I am guessing here.
Note that I have had the problem occur to me, though it was a long time ago.
Google uses many different IP addresses. It is doing some kind of load balancing. When I do a DNS lookup, I am seeing that the IP addresses have a TTL (time to live) of 5 minutes. So, after 5 minutes, I will probably get a different IP address.
When I was having problems, it appeared that there was a routing problem to the particular IP addresses that google DNS servers were returning at that time. It might have been a temporary problem with my ISP’s routers.
On the day when I saw the problem, it was on and off for some time. I’m guessing that my ISP had an equipment problem.
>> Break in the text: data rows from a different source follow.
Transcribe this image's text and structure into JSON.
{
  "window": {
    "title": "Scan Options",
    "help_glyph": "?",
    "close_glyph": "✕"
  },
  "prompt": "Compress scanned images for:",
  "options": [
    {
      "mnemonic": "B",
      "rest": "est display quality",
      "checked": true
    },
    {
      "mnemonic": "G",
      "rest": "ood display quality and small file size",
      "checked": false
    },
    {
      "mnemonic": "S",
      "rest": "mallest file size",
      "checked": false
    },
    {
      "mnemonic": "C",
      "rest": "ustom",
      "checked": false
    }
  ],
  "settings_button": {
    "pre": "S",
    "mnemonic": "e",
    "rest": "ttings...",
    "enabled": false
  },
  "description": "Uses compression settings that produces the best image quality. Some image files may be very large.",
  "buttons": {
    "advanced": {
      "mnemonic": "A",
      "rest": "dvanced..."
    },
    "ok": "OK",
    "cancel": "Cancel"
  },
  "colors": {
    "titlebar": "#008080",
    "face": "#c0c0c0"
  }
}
The problem is made more complex by the following:
When an application, such as your browser, looks up an IP address, it does that lookup via nscd, which is a caching daemon. And nscd could possibly retain an IP address in cache beyond that 5 minute TTL. Then the application itself might cache that IP address in its code for a while. The browser will look up the IP again after a while, but your mail software might cache it for a lot longer than your browser.
If my guess is right, then rebooting is working because that discards the cached data that isn’t working for you.
Again, if my guess is correct, this is probably in part a routing issue via your ISP, which would be why most people are not having the problem (their ISP isn’t having the same routing problem).
You can try killing the nscd process, to see if that helps (less caching that way). And, with nscd not running, try restarting the browser and mail application, and see if that fixes it (by getting a new IP). But perhaps wait 5 minutes before doing any of those things.